Dans les placards, des jeux de société pour les soirées pluvieuses, des livres pour les heures tranquilles, un bloc-notes pour graver les pensées volantes.
Dans le frigo, des œufs, du café, de la tisane. Le strict nécessaire, mais aussi tout ce qu’il faut pour être bien.
Pour le confort, des plaids moelleux, des polaires, des bonnets, et ce linge familier qui garde l’odeur du foyer.
Et puis, surtout, un journal de bord. Parce qu’un voyage sans mots serait comme une mer sans reflets, et qu’il faut bien garder trace de tous ces moments que l’on ne veut pas voir s’effacer.

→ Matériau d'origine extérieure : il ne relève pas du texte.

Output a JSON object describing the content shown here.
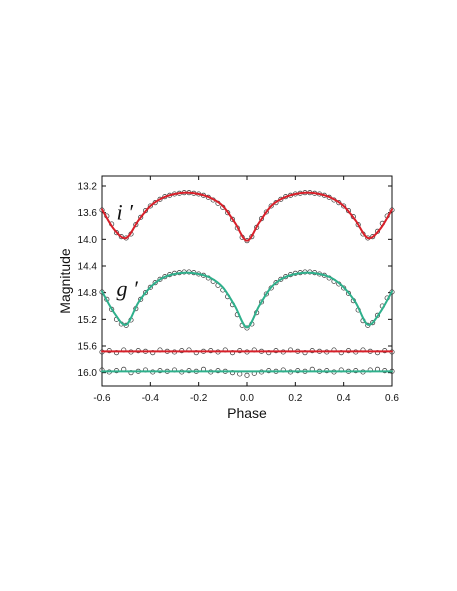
{
  "chart_data": {
    "type": "scatter",
    "title": "",
    "xlabel": "Phase",
    "ylabel": "Magnitude",
    "xlim": [
      -0.6,
      0.6
    ],
    "ylim": [
      16.2,
      13.05
    ],
    "y_inverted": true,
    "grid": false,
    "x_ticks": [
      "-0.6",
      "-0.4",
      "-0.2",
      "0.0",
      "0.2",
      "0.4",
      "0.6"
    ],
    "y_ticks": [
      "13.2",
      "13.6",
      "14.0",
      "14.4",
      "14.8",
      "15.2",
      "15.6",
      "16.0"
    ],
    "annotations": [
      {
        "text": "i ′",
        "x": -0.54,
        "y": 13.7
      },
      {
        "text": "g ′",
        "x": -0.54,
        "y": 14.85
      }
    ],
    "series": [
      {
        "color": "#d8202a",
        "role": "light curve model",
        "x": [
          -0.6,
          -0.55,
          -0.5,
          -0.45,
          -0.4,
          -0.35,
          -0.3,
          -0.25,
          -0.2,
          -0.15,
          -0.1,
          -0.05,
          0.0,
          0.05,
          0.1,
          0.15,
          0.2,
          0.25,
          0.3,
          0.35,
          0.4,
          0.45,
          0.5,
          0.55,
          0.6
        ],
        "y": [
          13.55,
          13.85,
          13.98,
          13.72,
          13.5,
          13.38,
          13.32,
          13.3,
          13.32,
          13.38,
          13.5,
          13.75,
          14.02,
          13.75,
          13.5,
          13.38,
          13.32,
          13.3,
          13.32,
          13.38,
          13.5,
          13.72,
          13.98,
          13.85,
          13.55
        ]
      },
      {
        "color": "#2fb08c",
        "role": "light curve model",
        "x": [
          -0.6,
          -0.55,
          -0.5,
          -0.45,
          -0.4,
          -0.35,
          -0.3,
          -0.25,
          -0.2,
          -0.15,
          -0.1,
          -0.05,
          0.0,
          0.05,
          0.1,
          0.15,
          0.2,
          0.25,
          0.3,
          0.35,
          0.4,
          0.45,
          0.5,
          0.55,
          0.6
        ],
        "y": [
          14.78,
          15.1,
          15.28,
          14.95,
          14.72,
          14.58,
          14.52,
          14.5,
          14.52,
          14.58,
          14.72,
          15.0,
          15.32,
          15.0,
          14.72,
          14.58,
          14.52,
          14.5,
          14.52,
          14.58,
          14.72,
          14.95,
          15.28,
          15.1,
          14.78
        ]
      },
      {
        "color": "#d8202a",
        "role": "residual reference",
        "x": [
          -0.6,
          0.6
        ],
        "y": [
          15.68,
          15.68
        ]
      },
      {
        "color": "#2fb08c",
        "role": "residual reference",
        "x": [
          -0.6,
          0.6
        ],
        "y": [
          15.98,
          15.98
        ]
      }
    ],
    "observations": [
      {
        "band": "i ′",
        "marker": "open circle",
        "x": [
          -0.6,
          -0.58,
          -0.56,
          -0.54,
          -0.52,
          -0.5,
          -0.48,
          -0.46,
          -0.44,
          -0.42,
          -0.4,
          -0.38,
          -0.36,
          -0.34,
          -0.32,
          -0.3,
          -0.28,
          -0.26,
          -0.24,
          -0.22,
          -0.2,
          -0.18,
          -0.16,
          -0.14,
          -0.12,
          -0.1,
          -0.08,
          -0.06,
          -0.04,
          -0.02,
          0.0,
          0.02,
          0.04,
          0.06,
          0.08,
          0.1,
          0.12,
          0.14,
          0.16,
          0.18,
          0.2,
          0.22,
          0.24,
          0.26,
          0.28,
          0.3,
          0.32,
          0.34,
          0.36,
          0.38,
          0.4,
          0.42,
          0.44,
          0.46,
          0.48,
          0.5,
          0.52,
          0.54,
          0.56,
          0.58,
          0.6
        ],
        "y": [
          13.56,
          13.65,
          13.77,
          13.9,
          13.96,
          13.98,
          13.92,
          13.78,
          13.67,
          13.57,
          13.5,
          13.45,
          13.4,
          13.36,
          13.34,
          13.32,
          13.31,
          13.3,
          13.3,
          13.31,
          13.32,
          13.34,
          13.37,
          13.41,
          13.46,
          13.52,
          13.6,
          13.7,
          13.83,
          13.97,
          14.02,
          13.96,
          13.82,
          13.69,
          13.59,
          13.5,
          13.45,
          13.4,
          13.36,
          13.34,
          13.32,
          13.31,
          13.3,
          13.3,
          13.31,
          13.32,
          13.34,
          13.37,
          13.41,
          13.45,
          13.5,
          13.57,
          13.66,
          13.78,
          13.92,
          13.98,
          13.96,
          13.88,
          13.76,
          13.65,
          13.56
        ]
      },
      {
        "band": "g ′",
        "marker": "open circle",
        "x": [
          -0.6,
          -0.58,
          -0.56,
          -0.54,
          -0.52,
          -0.5,
          -0.48,
          -0.46,
          -0.44,
          -0.42,
          -0.4,
          -0.38,
          -0.36,
          -0.34,
          -0.32,
          -0.3,
          -0.28,
          -0.26,
          -0.24,
          -0.22,
          -0.2,
          -0.18,
          -0.16,
          -0.14,
          -0.12,
          -0.1,
          -0.08,
          -0.06,
          -0.04,
          -0.02,
          0.0,
          0.02,
          0.04,
          0.06,
          0.08,
          0.1,
          0.12,
          0.14,
          0.16,
          0.18,
          0.2,
          0.22,
          0.24,
          0.26,
          0.28,
          0.3,
          0.32,
          0.34,
          0.36,
          0.38,
          0.4,
          0.42,
          0.44,
          0.46,
          0.48,
          0.5,
          0.52,
          0.54,
          0.56,
          0.58,
          0.6
        ],
        "y": [
          14.79,
          14.9,
          15.05,
          15.2,
          15.27,
          15.29,
          15.21,
          15.04,
          14.9,
          14.8,
          14.72,
          14.65,
          14.6,
          14.56,
          14.53,
          14.51,
          14.5,
          14.49,
          14.49,
          14.5,
          14.52,
          14.54,
          14.58,
          14.63,
          14.69,
          14.76,
          14.86,
          14.98,
          15.13,
          15.29,
          15.33,
          15.27,
          15.1,
          14.94,
          14.82,
          14.73,
          14.65,
          14.6,
          14.56,
          14.53,
          14.51,
          14.5,
          14.49,
          14.49,
          14.5,
          14.52,
          14.54,
          14.58,
          14.63,
          14.67,
          14.73,
          14.81,
          14.92,
          15.06,
          15.22,
          15.29,
          15.25,
          15.14,
          15.0,
          14.88,
          14.79
        ]
      },
      {
        "band": "i ′ residuals",
        "marker": "open circle",
        "x": [
          -0.6,
          -0.57,
          -0.54,
          -0.51,
          -0.48,
          -0.45,
          -0.42,
          -0.39,
          -0.36,
          -0.33,
          -0.3,
          -0.27,
          -0.24,
          -0.21,
          -0.18,
          -0.15,
          -0.12,
          -0.09,
          -0.06,
          -0.03,
          0.0,
          0.03,
          0.06,
          0.09,
          0.12,
          0.15,
          0.18,
          0.21,
          0.24,
          0.27,
          0.3,
          0.33,
          0.36,
          0.39,
          0.42,
          0.45,
          0.48,
          0.51,
          0.54,
          0.57,
          0.6
        ],
        "y": [
          15.69,
          15.67,
          15.7,
          15.66,
          15.69,
          15.67,
          15.68,
          15.7,
          15.66,
          15.68,
          15.69,
          15.67,
          15.66,
          15.7,
          15.68,
          15.67,
          15.69,
          15.66,
          15.7,
          15.67,
          15.69,
          15.66,
          15.68,
          15.7,
          15.67,
          15.69,
          15.66,
          15.68,
          15.7,
          15.67,
          15.68,
          15.69,
          15.66,
          15.7,
          15.67,
          15.69,
          15.66,
          15.68,
          15.7,
          15.67,
          15.69
        ]
      },
      {
        "band": "g ′ residuals",
        "marker": "open circle",
        "x": [
          -0.6,
          -0.57,
          -0.54,
          -0.51,
          -0.48,
          -0.45,
          -0.42,
          -0.39,
          -0.36,
          -0.33,
          -0.3,
          -0.27,
          -0.24,
          -0.21,
          -0.18,
          -0.15,
          -0.12,
          -0.09,
          -0.06,
          -0.03,
          0.0,
          0.03,
          0.06,
          0.09,
          0.12,
          0.15,
          0.18,
          0.21,
          0.24,
          0.27,
          0.3,
          0.33,
          0.36,
          0.39,
          0.42,
          0.45,
          0.48,
          0.51,
          0.54,
          0.57,
          0.6
        ],
        "y": [
          15.96,
          15.99,
          15.97,
          15.95,
          16.0,
          15.98,
          15.96,
          15.99,
          15.97,
          15.98,
          15.96,
          15.99,
          15.97,
          15.98,
          15.95,
          15.99,
          15.97,
          15.98,
          16.0,
          16.02,
          16.04,
          16.01,
          15.99,
          15.97,
          15.98,
          15.96,
          15.99,
          15.97,
          15.98,
          15.95,
          15.98,
          15.97,
          15.99,
          15.96,
          15.98,
          15.97,
          15.99,
          15.96,
          15.95,
          15.97,
          15.98
        ]
      }
    ]
  }
}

Dehors, la fraîcheur nous enveloppe sans nous glacer. C’est un froid qui réveille, un froid vivant. On roule une heure, peut-être deux, au rythme du jour qui s’élève. Quand la faim nous gagne, on s’arrête sur une aire d’autoroute. L’un des privilèges de cette vie sur roues, c’est de pouvoir préparer soi-même son repas. Un grand verre d’eau, des œufs brouillés, l’odeur du café qui emplit l’air. À quelques pas, des vaches broutent paisiblement. Je prends mon thermos et vais les saluer. Le monde semble simple, presque parfait.

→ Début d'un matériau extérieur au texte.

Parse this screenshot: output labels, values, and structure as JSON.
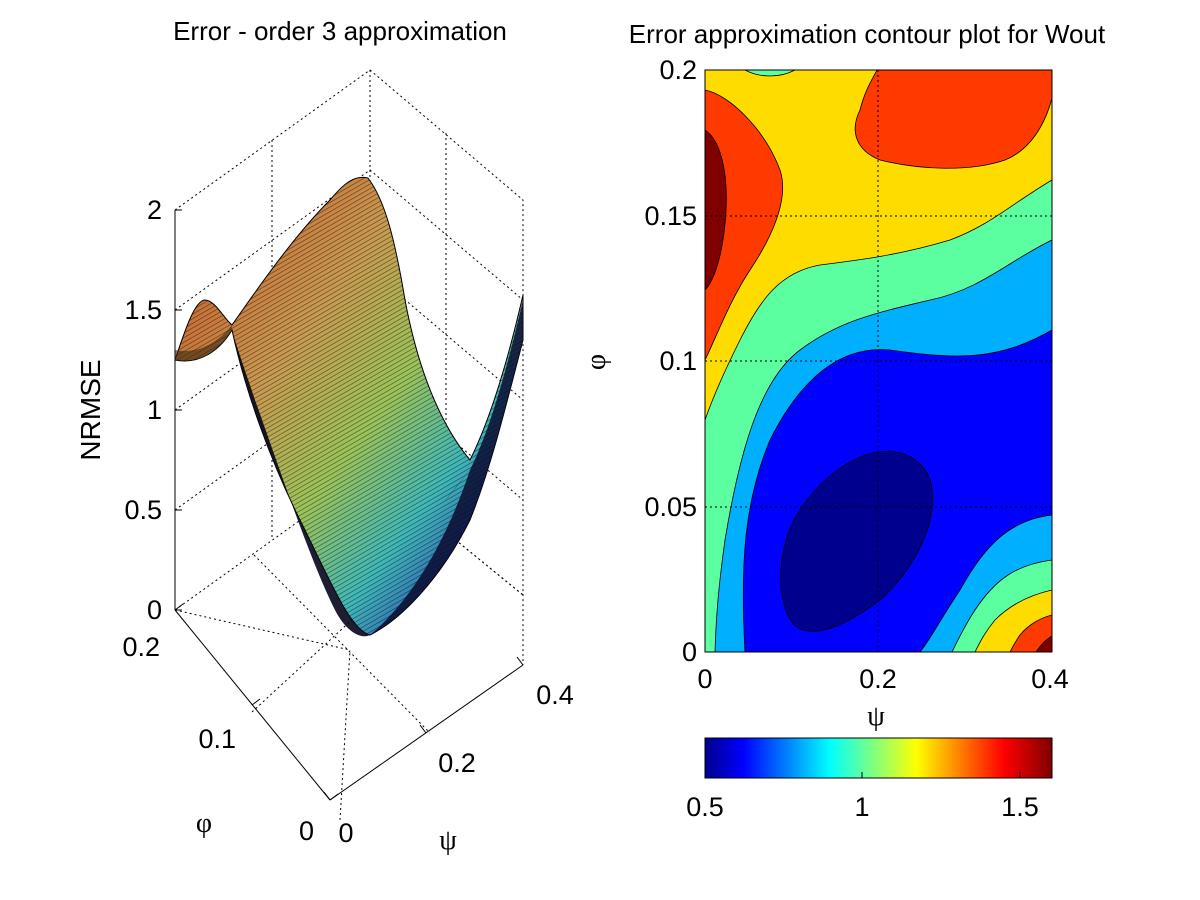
{
  "chart_data": [
    {
      "type": "surface",
      "title": "Error - order 3 approximation",
      "zlabel": "NRMSE",
      "xlabel": "ψ",
      "ylabel": "φ",
      "xlim": [
        0,
        0.4
      ],
      "ylim": [
        0,
        0.2
      ],
      "zlim": [
        0,
        2
      ],
      "x_ticks": [
        "0",
        "0.2",
        "0.4"
      ],
      "y_ticks": [
        "0",
        "0.1",
        "0.2"
      ],
      "z_ticks": [
        "0",
        "0.5",
        "1",
        "1.5",
        "2"
      ],
      "colormap": "jet",
      "grid": true,
      "ridge_peak_nrmse": 2.0,
      "valley_min_nrmse": 0.0
    },
    {
      "type": "contourf",
      "title": "Error approximation contour plot for Wout",
      "xlabel": "ψ",
      "ylabel": "φ",
      "xlim": [
        0,
        0.4
      ],
      "ylim": [
        0,
        0.2
      ],
      "x_ticks": [
        "0",
        "0.2",
        "0.4"
      ],
      "y_ticks": [
        "0",
        "0.05",
        "0.1",
        "0.15",
        "0.2"
      ],
      "levels": [
        0.55,
        0.7,
        0.85,
        1.0,
        1.15,
        1.3,
        1.45,
        1.6
      ],
      "level_colors": [
        "#00008f",
        "#0000ff",
        "#00b0ff",
        "#5cffa0",
        "#ffdc00",
        "#ff3a00",
        "#800000"
      ],
      "minimum_location": {
        "psi": 0.15,
        "phi": 0.03
      },
      "grid": true
    },
    {
      "type": "colorbar",
      "colormap": "jet",
      "range": [
        0.5,
        1.6
      ],
      "ticks": [
        "0.5",
        "1",
        "1.5"
      ],
      "orientation": "horizontal"
    }
  ],
  "colors": {
    "jet": [
      "#00008f",
      "#0000ff",
      "#0080ff",
      "#00ffff",
      "#80ff80",
      "#ffff00",
      "#ff8000",
      "#ff0000",
      "#800000"
    ]
  }
}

Puis on reprend la route. En chemin, on apprend que le spot où l’on voulait s’installer est pris d’assaut par les touristes. Cela ne m’étonne guère. Un endroit sauvage, presque désert, à quelques mètres de la mer, attire forcément les âmes libres. Un peu déçus, nous nous arrêtons dans une brasserie. Je commande une galette complète, garnie d’andouille végé. C’est un régal, surtout accompagnée du cidre local. On raconte notre mésaventure au serveur, qui nous écoute avec gentillesse. À la table voisine, un couple a tout entendu. Ils nous expliquent qu’ils habitent à deux kilomètres du fameux spot et nous proposent de garer notre van chez eux, pour une somme symbolique. Leur maison surplombe la mer, à cent mètres de la plage. Le soir même, installés sur la pente, nous découvrons une vue magnifique. L’horizon semble infini. Ce week-end s’annonce exceptionnel.

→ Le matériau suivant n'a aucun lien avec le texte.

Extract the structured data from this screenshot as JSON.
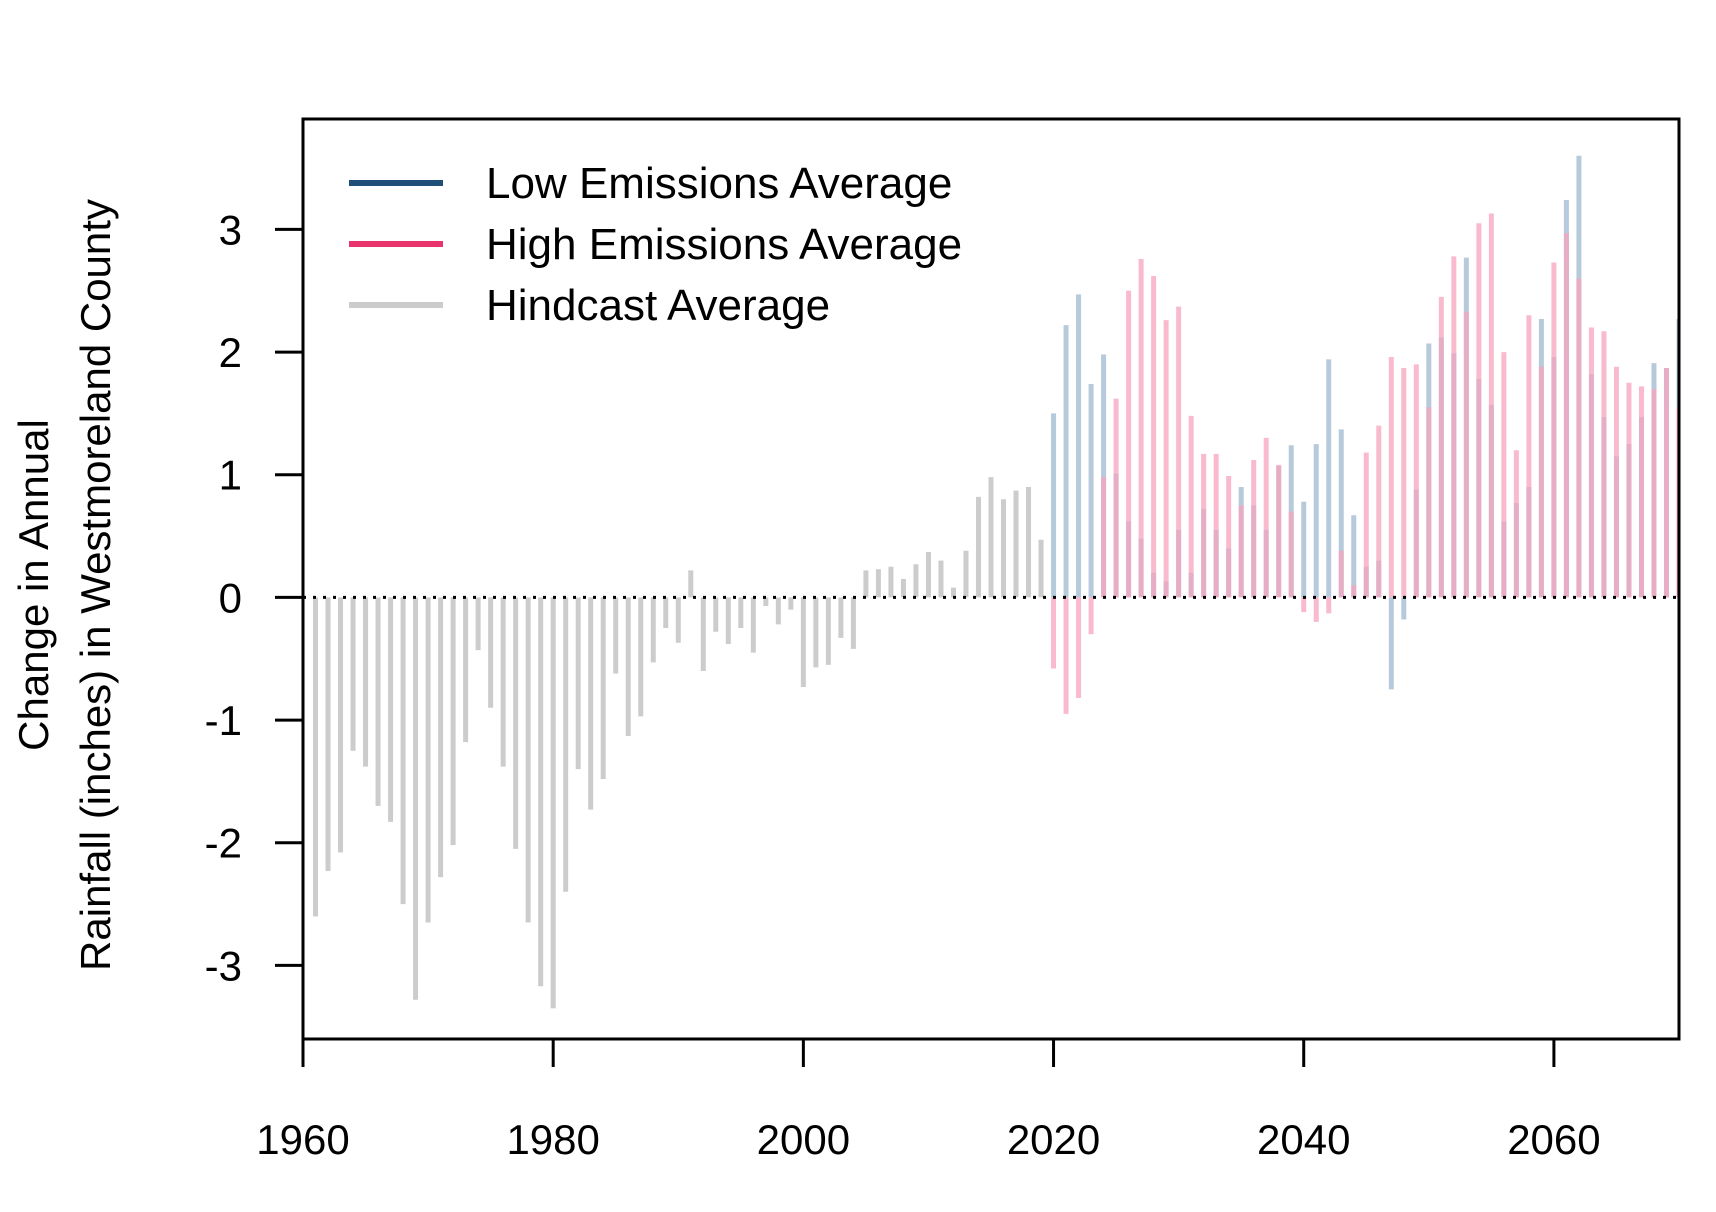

On s’assoit sur la marche du van, face à la mer, un livre à la main. Je lis un essai sur les bibliothèques du monde, un voyage dans le voyage. Entre deux pages, quelques poèmes de Rimbaud glissent leur musique et colorent l’instant d’un éclat nouveau. Le soir, la soupe de poisson fume dans les bols, la rouille dore le pain. Après le repas, nous marchons le long de la mer. Le ciel se charge de nuages. Nous le savions, mais comme toujours, nous avons oublié les imperméables. Le vent se lève, la pluie commence à tomber, d’abord fine, puis dense, chaude et vive.
On court jusqu’au van, riant, trempés jusqu’aux os. À l’intérieur, il fait froid. Le vent siffle, la pluie martèle la carrosserie. J’aime cette tempête douce, ce chaos qui nous berce. On s’emmitoufle dans nos polaires, on allume le chauffage, et la chaleur revient, enveloppante. Dehors, la mer gronde. Dedans, la vie est calme.
Une tisane fumante à la main, les yeux perdus dans l’obscurité mouvante, on se laisse glisser, bercer. Le monde entier semble tenir dans ce petit van, posé face à l’horizon.